Alexander III

Alexander the Great

Alexander got enough support of the Macedonian nobility and with 20 years he became established as the King of Macedonia. As there’s a rumor going round that Alexander died, the Thebans started 335 b.c. a rebellion against Macedonia, which ended quite quick with the totally destruction of the city and the enslavement of their inhabitants.

334 b.c. Alexander III passed the Hellespont, defeated the Satraps and captured the whole territory of Minor Asia. In every district he appointed Macedonian ruler. He moved on to Cilicia, where he fought in Issos 333 b.c. the first big battle against the Persian king Darius III, defeated him and put him to flight.
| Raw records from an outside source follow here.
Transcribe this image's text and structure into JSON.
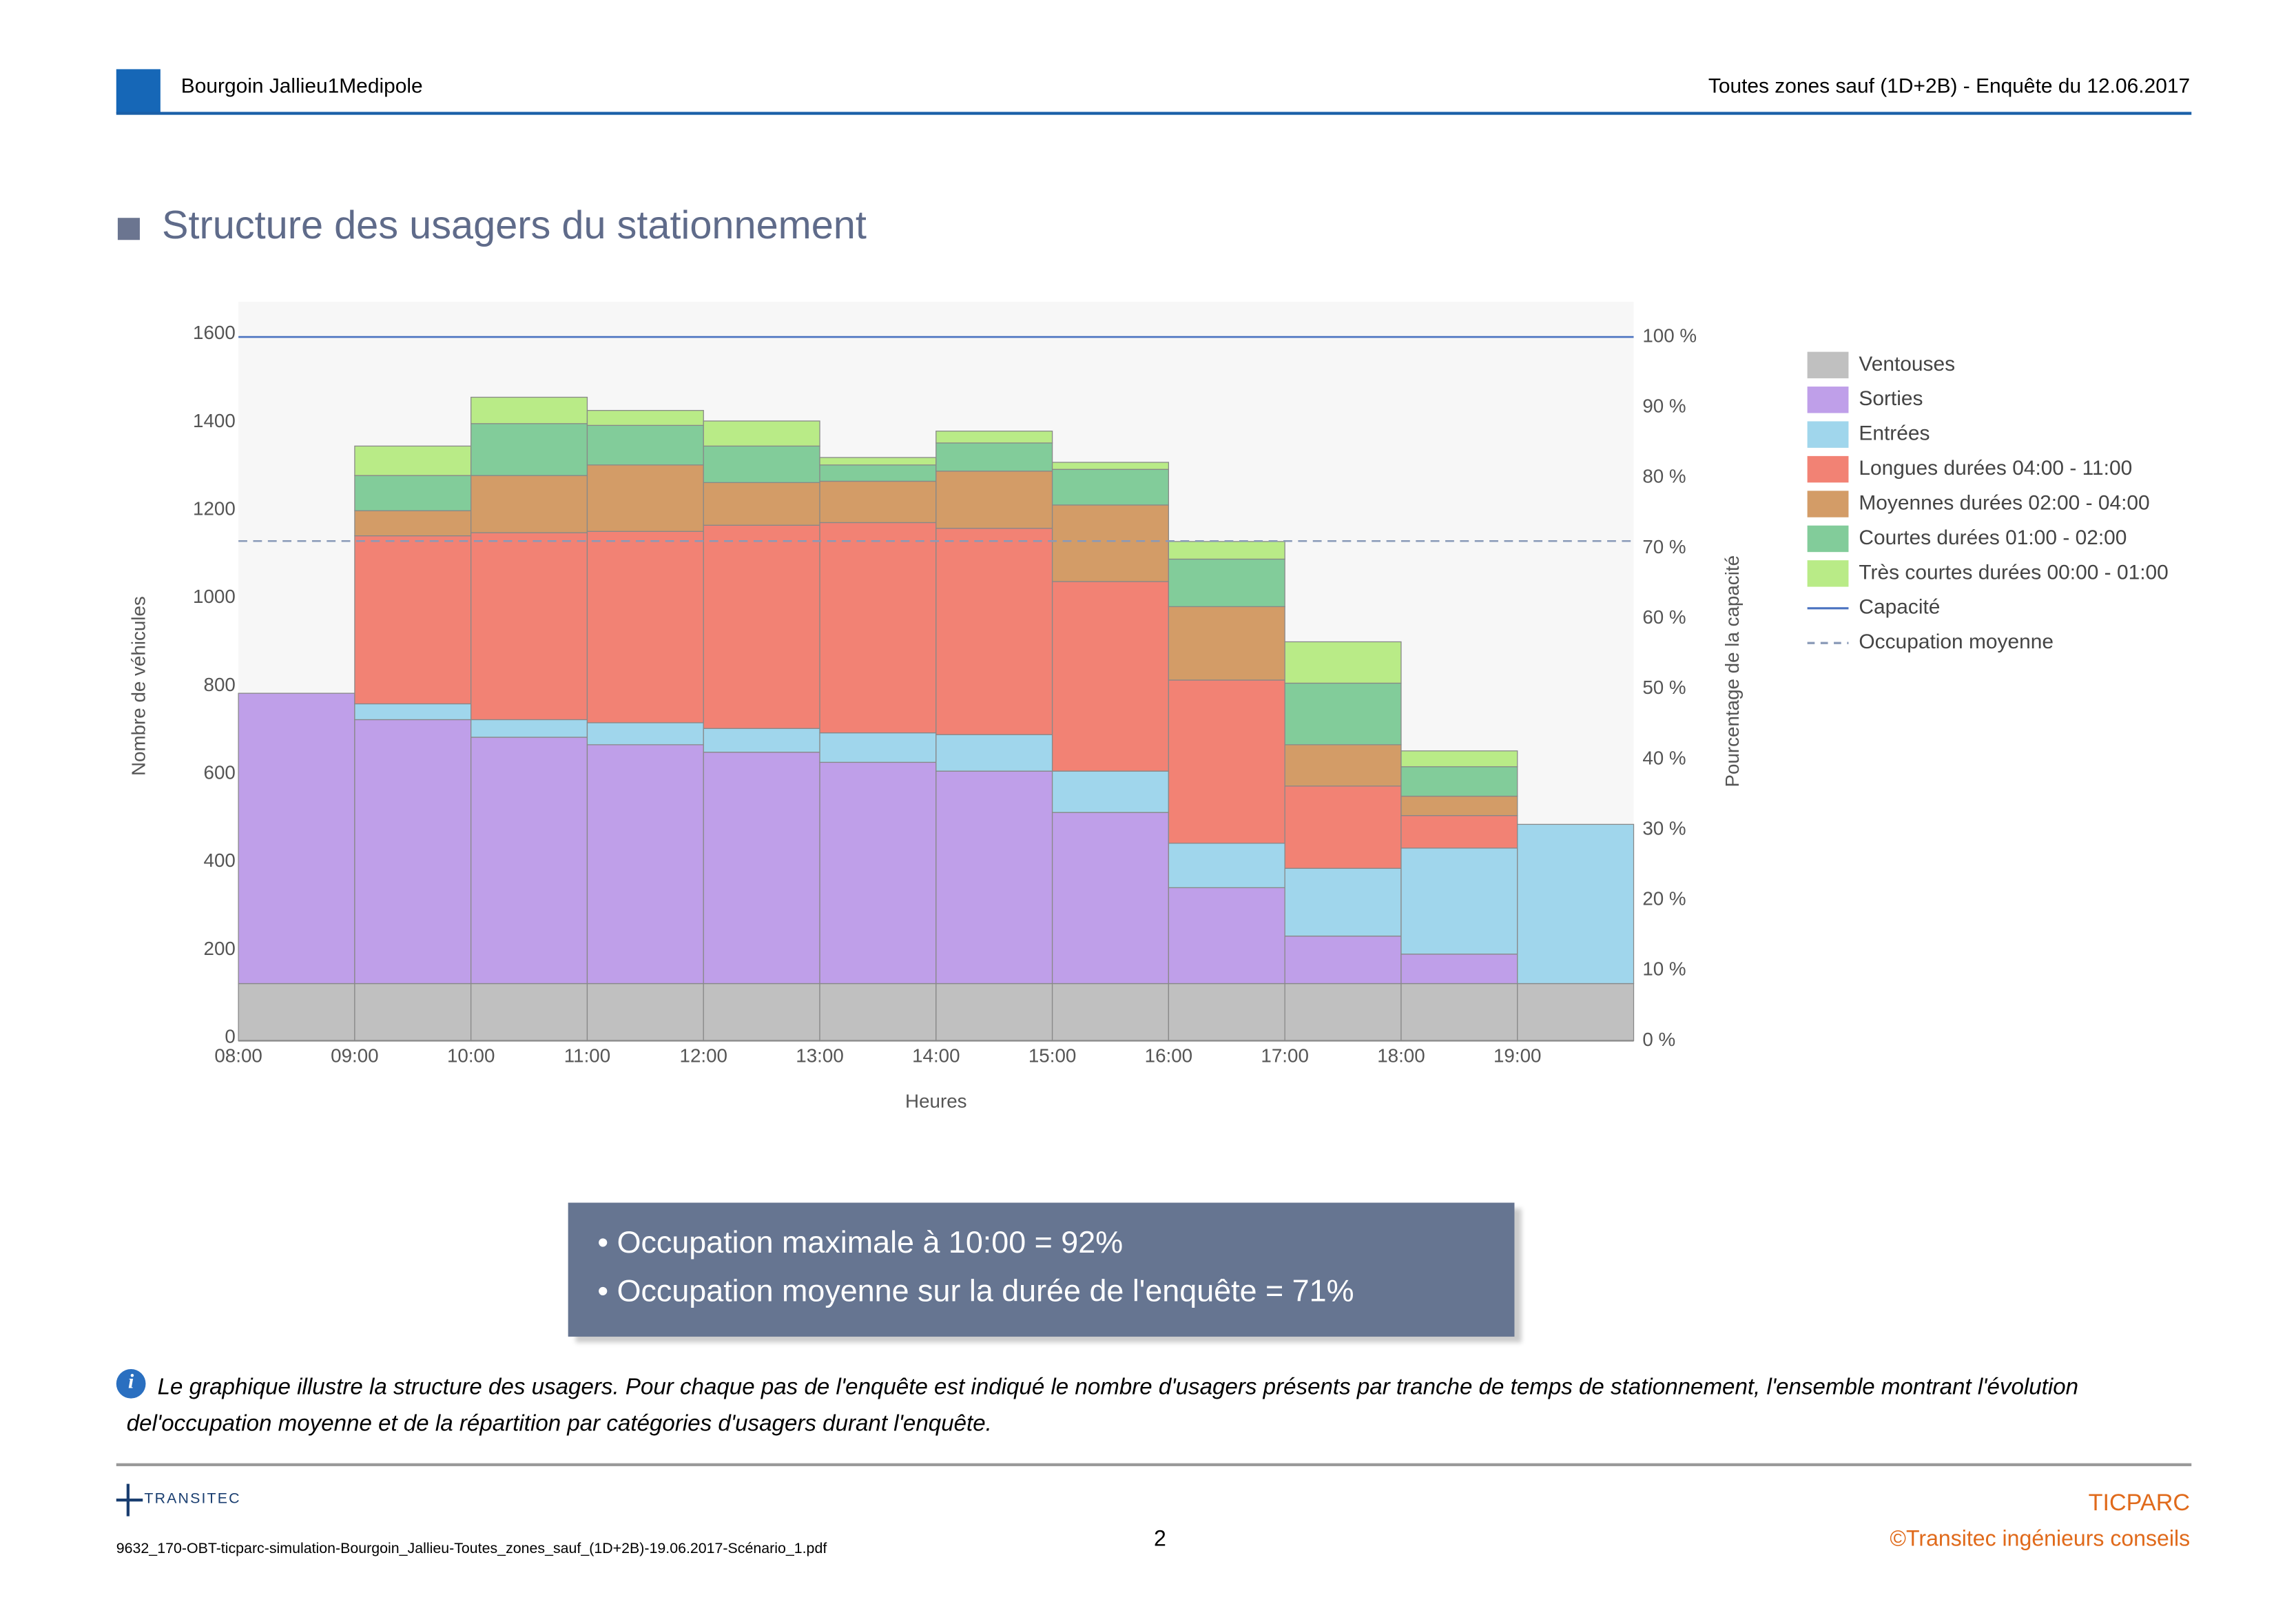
{
  "header": {
    "left": "Bourgoin Jallieu1Medipole",
    "right": "Toutes zones sauf (1D+2B) - Enquête du 12.06.2017"
  },
  "section_title": "Structure des usagers du stationnement",
  "chart_data": {
    "type": "stacked-bar",
    "x_label": "Heures",
    "y_label": "Nombre de véhicules",
    "y2_label": "Pourcentage de la capacité",
    "categories": [
      "08:00",
      "09:00",
      "10:00",
      "11:00",
      "12:00",
      "13:00",
      "14:00",
      "15:00",
      "16:00",
      "17:00",
      "18:00",
      "19:00"
    ],
    "series": [
      {
        "name": "Ventouses",
        "color": "#c0c0c0",
        "values": [
          130,
          130,
          130,
          130,
          130,
          130,
          130,
          130,
          130,
          130,
          130,
          130
        ]
      },
      {
        "name": "Sorties",
        "color": "#bf9fe9",
        "values": [
          660,
          600,
          560,
          543,
          526,
          503,
          483,
          389,
          218,
          108,
          67,
          0
        ]
      },
      {
        "name": "Entrées",
        "color": "#a0d6ec",
        "values": [
          0,
          36,
          40,
          50,
          54,
          67,
          83,
          94,
          101,
          154,
          241,
          362
        ]
      },
      {
        "name": "Longues durées 04:00 - 11:00",
        "color": "#f28274",
        "values": [
          0,
          382,
          425,
          435,
          462,
          478,
          469,
          431,
          371,
          187,
          74,
          0
        ]
      },
      {
        "name": "Moyennes durées 02:00 - 04:00",
        "color": "#d39c67",
        "values": [
          0,
          57,
          130,
          151,
          97,
          94,
          130,
          174,
          167,
          94,
          44,
          0
        ]
      },
      {
        "name": "Courtes durées 01:00 - 02:00",
        "color": "#82cc9a",
        "values": [
          0,
          80,
          118,
          90,
          83,
          37,
          64,
          81,
          108,
          140,
          67,
          0
        ]
      },
      {
        "name": "Très courtes durées 00:00 - 01:00",
        "color": "#b9eb87",
        "values": [
          0,
          67,
          60,
          34,
          57,
          17,
          27,
          16,
          40,
          94,
          36,
          0
        ]
      }
    ],
    "lines": [
      {
        "name": "Capacité",
        "value": 1600,
        "color": "#4a72c0",
        "dashed": false
      },
      {
        "name": "Occupation moyenne",
        "value": 1136,
        "color": "#8a9ab8",
        "dashed": true
      }
    ],
    "ylim": [
      0,
      1680
    ],
    "yticks": [
      0,
      200,
      400,
      600,
      800,
      1000,
      1200,
      1400,
      1600
    ],
    "y2lim": [
      0,
      105
    ],
    "y2ticks": [
      {
        "value": 0,
        "label": "0 %"
      },
      {
        "value": 10,
        "label": "10 %"
      },
      {
        "value": 20,
        "label": "20 %"
      },
      {
        "value": 30,
        "label": "30 %"
      },
      {
        "value": 40,
        "label": "40 %"
      },
      {
        "value": 50,
        "label": "50 %"
      },
      {
        "value": 60,
        "label": "60 %"
      },
      {
        "value": 70,
        "label": "70 %"
      },
      {
        "value": 80,
        "label": "80 %"
      },
      {
        "value": 90,
        "label": "90 %"
      },
      {
        "value": 100,
        "label": "100 %"
      }
    ],
    "grid": false,
    "legend": "right"
  },
  "summary": [
    "• Occupation maximale à 10:00 = 92%",
    "• Occupation moyenne sur la durée de l'enquête = 71%"
  ],
  "note": "Le graphique illustre la structure des usagers. Pour chaque pas de l'enquête est indiqué le nombre d'usagers présents par tranche de temps de stationnement, l'ensemble montrant l'évolution del'occupation moyenne et de la répartition par catégories d'usagers durant l'enquête.",
  "footer": {
    "logo": "TRANSITEC",
    "file": "9632_170-OBT-ticparc-simulation-Bourgoin_Jallieu-Toutes_zones_sauf_(1D+2B)-19.06.2017-Scénario_1.pdf",
    "page": "2",
    "product": "TICPARC",
    "copyright": "©Transitec ingénieurs conseils"
  }
}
After month of siege he also took over Tyros and Gaza and conquered peaceful Egypt. 331 b.c. He founded Alexandria in Egypt and in the same year he moved forward till north of Mesopotamia. Near Gangamela he defeated a second time the Persian King Darius III and occupied Babylon, Susa, Persepolis and Elebetana. Soon after, Dareios got killed from his own followers.

Alexander the Great moved on with his troops till to the borders of nowadays Afghanistan, Turkmenistan, Tadschikistan and Uzbekistan. He founded another Alexandria Basra near where the river Euphrates flow in the Persian Golf. He married Roxana a sogdian noble. He integrate more Iranian and took over Persian customs. In 327 BC his campaign to India started. On their way they defeated several Indian royal houses, but as they arrived to the Indian river Hyphasis and couldn’t see an end, the army refused to continue. Alexander leaded the troops with a new built fleet down the Indus where they arrived 325 BC near Pattala to the Indian Ocean. Here they formed two groups, to return on different ways back to Babylonia. The first group went through Archosia, an other group moved further with the boat to nowadays Kuwait, where the river Euphrates flows and the third group with the leadership of Alexander reconnoitre the deserts of Gedrosiens, nowadays Belutschistan.

As Alexander returned to Babylon, where some of his district rulers set up on their own and escaped now. In 331 b.c. Antipatros the ruler of the European part had to suppress a revolt of Sparta and an alliance of some other parts of Peloponnese, what succeeded in 324 b.c. At the same time broke out a mob of the troops in Opis near the Tigris which Alexander suppressed with determination and severity quite quick.

The capital of his empire should have been Babylonia, but everything turned out quite differently. Alexander felt ill and died 323.b.c. with fever in an age of 33 years old in Babylonia. If he could have kept his empire with this size for a long time its difficult to imagine, I have my doubts. But he respected from the beginning local traditions and political structures. He organized marriages between Macedonian district rulers and Iranian women and just occupied important political and military positions with Macedonians.